There are some silver linings in recent reports of federal employee misbehavior.

In late September, the Rocky Mountain News reported that Scott D. Clark, an auditor with the Denver office of the Health and Human Services Department's inspector general, was facing a felony animal cruelty charge related to an incident at an Embassy Suites hotel in St. Paul, Minn., where he had stayed during a work assignment. According to witnesses, Scott cornered a duck near an atrium pond at the hotel and ripped its head off. Announcing, "I'm hungry. I'm gonna eat it," Clark got on an elevator with the headless bird and took it up to the fifth floor.

On top of that, the Minneapolis Star Tribune reported, local law enforcement officials said in an official complaint filed against Clark that after police arrived on the scene, he said "that he worked for the federal government and when this was over he would have the officers' jobs."

That might have been the weirdest story of federal employee misbehavior of the fall, but it certainly wasn't the only one.

The Washington Post, picking up on stories by Government Executive and others dating back to 2002, reported on federal employees' abuse of policies governing compensatory time for attendance at religious services. Congressional investigators, the paper reported, found that Food and Drug Administration employees were allowed to accrue large balances of religious leave-and some were paid for unused portions of it when they changed jobs or retired.

At about the same time, the Dallas Business Journal was reporting that an initiative called Operation FedRent at the Housing and Urban Development Department had led to the indictment of five employees in Texas on charges of lying about their incomes to defraud HUD out of almost $150,000 in rental subsidies.

And in early October, the Government Accountability Office reported that agencies had spent $146 million between July 2005 and June 2006 on unauthorized or unjustified premium-class travel. In some cases, senior officials flew business class or first class simply because they felt entitled to the privilege.

Among all the bad news, though, there was some support for the optimistic belief that the federal workforce isn't going to hell in a handbasket. Take the religious leave story. It seems clear that many employees accumulated their time off honestly and notified their agencies when they received payment for it, which they thought was unwarranted. An FDA executive, for example, wrote his agency a check for $13,000 after he was promoted because he questioned whether he should have received reimbursement for accrued religious leave.

And buried in the stories about misuse of premium-class travel was this nugget: At the Defense Department, use of such perks has dropped steeply since 2003, saving taxpayers tens of millions of dollars a year, according to Sen.

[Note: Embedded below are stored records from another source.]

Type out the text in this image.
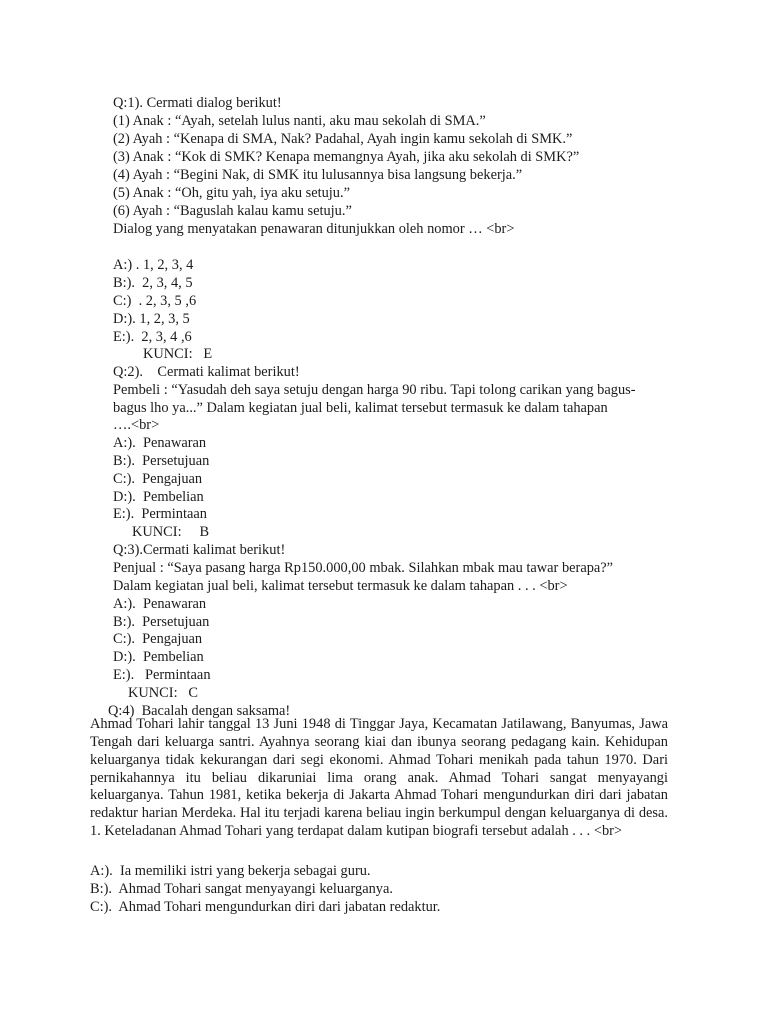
Q:1). Cermati dialog berikut!
(1) Anak : “Ayah, setelah lulus nanti, aku mau sekolah di SMA.”
(2) Ayah : “Kenapa di SMA, Nak? Padahal, Ayah ingin kamu sekolah di SMK.”
(3) Anak : “Kok di SMK? Kenapa memangnya Ayah, jika aku sekolah di SMK?”
(4) Ayah : “Begini Nak, di SMK itu lulusannya bisa langsung bekerja.”
(5) Anak : “Oh, gitu yah, iya aku setuju.”
(6) Ayah : “Baguslah kalau kamu setuju.”
Dialog yang menyatakan penawaran ditunjukkan oleh nomor … <br>
A:) . 1, 2, 3, 4
B:).  2, 3, 4, 5
C:)  . 2, 3, 5 ,6
D:). 1, 2, 3, 5
E:).  2, 3, 4 ,6
KUNCI:   E
Q:2).    Cermati kalimat berikut!
Pembeli : “Yasudah deh saya setuju dengan harga 90 ribu. Tapi tolong carikan yang bagus-
bagus lho ya...” Dalam kegiatan jual beli, kalimat tersebut termasuk ke dalam tahapan
….<br>
A:).  Penawaran
B:).  Persetujuan
C:).  Pengajuan
D:).  Pembelian
E:).  Permintaan
KUNCI:     B
Q:3).Cermati kalimat berikut!
Penjual : “Saya pasang harga Rp150.000,00 mbak. Silahkan mbak mau tawar berapa?”
Dalam kegiatan jual beli, kalimat tersebut termasuk ke dalam tahapan . . . <br>
A:).  Penawaran
B:).  Persetujuan
C:).  Pengajuan
D:).  Pembelian
E:).   Permintaan
KUNCI:   C
Q:4)  Bacalah dengan saksama!
Ahmad Tohari lahir tanggal 13 Juni 1948 di Tinggar Jaya, Kecamatan Jatilawang, Banyumas, Jawa Tengah dari keluarga santri. Ayahnya seorang kiai dan ibunya seorang pedagang kain. Kehidupan keluarganya tidak kekurangan dari segi ekonomi. Ahmad Tohari menikah pada tahun 1970. Dari pernikahannya itu beliau dikaruniai lima orang anak. Ahmad Tohari sangat menyayangi keluarganya. Tahun 1981, ketika bekerja di Jakarta Ahmad Tohari mengundurkan diri dari jabatan redaktur harian Merdeka. Hal itu terjadi karena beliau ingin berkumpul dengan keluarganya di desa. 1. Keteladanan Ahmad Tohari yang terdapat dalam kutipan biografi tersebut adalah . . . <br>
A:).  Ia memiliki istri yang bekerja sebagai guru.
B:).  Ahmad Tohari sangat menyayangi keluarganya.
C:).  Ahmad Tohari mengundurkan diri dari jabatan redaktur.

Norm Coleman, R-Minn. "I don't pat [agencies] on the back too often," Coleman told The New York Times. "Here, they deserve it."

A few days later, the Times ran a story of an altogether encouraging kind. It focused on the quiet, earnest commitment of Spencer H. Lewis Jr., the head of the Equal Employment Opportunity Commission's New York office. Lewis was in the news because his office issued a report finding that New York Knicks executive Anucha Browne Sanders was a victim of sexual harassment and workplace discrimination by the team's head coach, Isiah Thomas. That determination paved the way for Sanders to file a lawsuit that recently resulted in a jury awarding her $11.6 million in damages.

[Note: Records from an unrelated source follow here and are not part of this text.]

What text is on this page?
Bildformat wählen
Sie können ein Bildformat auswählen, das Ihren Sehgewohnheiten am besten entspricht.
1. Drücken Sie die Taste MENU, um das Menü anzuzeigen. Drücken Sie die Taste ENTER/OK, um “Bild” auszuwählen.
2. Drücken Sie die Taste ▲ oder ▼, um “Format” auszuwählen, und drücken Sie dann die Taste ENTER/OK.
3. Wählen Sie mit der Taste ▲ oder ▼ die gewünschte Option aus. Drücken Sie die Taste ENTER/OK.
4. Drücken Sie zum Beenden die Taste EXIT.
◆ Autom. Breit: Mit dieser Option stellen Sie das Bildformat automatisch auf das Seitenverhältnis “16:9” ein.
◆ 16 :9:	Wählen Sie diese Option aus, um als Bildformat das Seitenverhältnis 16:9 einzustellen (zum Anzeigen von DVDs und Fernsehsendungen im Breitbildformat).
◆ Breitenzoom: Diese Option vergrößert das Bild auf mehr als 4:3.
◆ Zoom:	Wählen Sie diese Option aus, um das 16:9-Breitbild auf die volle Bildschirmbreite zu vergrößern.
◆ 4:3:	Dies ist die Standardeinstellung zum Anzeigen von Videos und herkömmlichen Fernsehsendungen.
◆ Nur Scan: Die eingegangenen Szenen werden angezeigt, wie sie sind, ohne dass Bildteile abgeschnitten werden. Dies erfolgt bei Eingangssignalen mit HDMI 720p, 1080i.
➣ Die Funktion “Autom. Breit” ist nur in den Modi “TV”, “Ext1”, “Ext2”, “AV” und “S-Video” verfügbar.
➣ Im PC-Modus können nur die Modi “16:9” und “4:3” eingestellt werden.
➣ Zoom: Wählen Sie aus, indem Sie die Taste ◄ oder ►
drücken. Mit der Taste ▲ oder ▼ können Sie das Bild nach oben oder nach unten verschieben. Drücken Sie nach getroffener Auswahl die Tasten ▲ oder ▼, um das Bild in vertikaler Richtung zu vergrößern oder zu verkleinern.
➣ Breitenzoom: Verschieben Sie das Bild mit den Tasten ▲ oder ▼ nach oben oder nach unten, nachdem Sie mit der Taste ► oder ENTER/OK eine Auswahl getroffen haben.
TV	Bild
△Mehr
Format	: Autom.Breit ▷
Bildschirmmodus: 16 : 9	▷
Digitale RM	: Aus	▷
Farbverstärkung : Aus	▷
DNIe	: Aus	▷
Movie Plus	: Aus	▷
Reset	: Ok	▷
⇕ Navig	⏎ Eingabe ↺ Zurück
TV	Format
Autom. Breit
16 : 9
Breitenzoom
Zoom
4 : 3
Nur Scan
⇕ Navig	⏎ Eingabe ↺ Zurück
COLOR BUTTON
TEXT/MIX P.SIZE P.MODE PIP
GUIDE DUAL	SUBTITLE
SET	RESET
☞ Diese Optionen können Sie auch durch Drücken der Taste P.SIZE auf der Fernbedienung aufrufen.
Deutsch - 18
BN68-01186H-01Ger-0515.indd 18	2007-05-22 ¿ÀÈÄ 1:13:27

Even for those of us who cover the federal government on a regular basis, it's easy to focus on stories of employees who run rental subsidy scams or rip the heads off ducks. It was nice to get a reminder that stories like Lewis' are a lot more typical of the people who devote their careers to federal service.

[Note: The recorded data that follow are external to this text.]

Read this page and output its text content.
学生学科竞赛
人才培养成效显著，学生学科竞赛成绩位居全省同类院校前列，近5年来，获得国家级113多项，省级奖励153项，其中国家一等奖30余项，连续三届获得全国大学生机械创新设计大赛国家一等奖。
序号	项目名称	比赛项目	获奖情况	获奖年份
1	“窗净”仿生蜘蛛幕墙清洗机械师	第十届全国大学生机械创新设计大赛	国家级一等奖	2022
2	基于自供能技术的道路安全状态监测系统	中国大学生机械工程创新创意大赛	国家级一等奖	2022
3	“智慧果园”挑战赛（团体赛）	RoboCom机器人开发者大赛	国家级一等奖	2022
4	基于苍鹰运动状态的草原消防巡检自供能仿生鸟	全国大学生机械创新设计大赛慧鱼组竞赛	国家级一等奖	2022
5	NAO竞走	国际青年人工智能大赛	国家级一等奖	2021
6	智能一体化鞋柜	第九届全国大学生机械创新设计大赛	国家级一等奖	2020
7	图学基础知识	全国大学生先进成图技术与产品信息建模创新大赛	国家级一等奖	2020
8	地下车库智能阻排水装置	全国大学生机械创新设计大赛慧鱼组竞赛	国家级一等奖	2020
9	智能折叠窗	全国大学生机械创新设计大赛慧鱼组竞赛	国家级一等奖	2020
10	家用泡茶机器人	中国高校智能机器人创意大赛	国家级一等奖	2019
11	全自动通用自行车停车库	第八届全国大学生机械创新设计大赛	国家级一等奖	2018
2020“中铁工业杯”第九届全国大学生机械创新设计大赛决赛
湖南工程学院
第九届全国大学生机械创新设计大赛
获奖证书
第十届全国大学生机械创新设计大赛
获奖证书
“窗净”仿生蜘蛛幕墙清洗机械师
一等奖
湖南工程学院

Does the fact that it's easier than ever to find stories of federal employees gone bad in the media mean that news organizations are, like always, more interested in the negative news than the positive? Well, yeah. But remember, this isn't just any institution we're talking about here. This is the U.S. government. And its employees should be held to a higher standard. Which it makes it all the more impressive when they meet or clear it.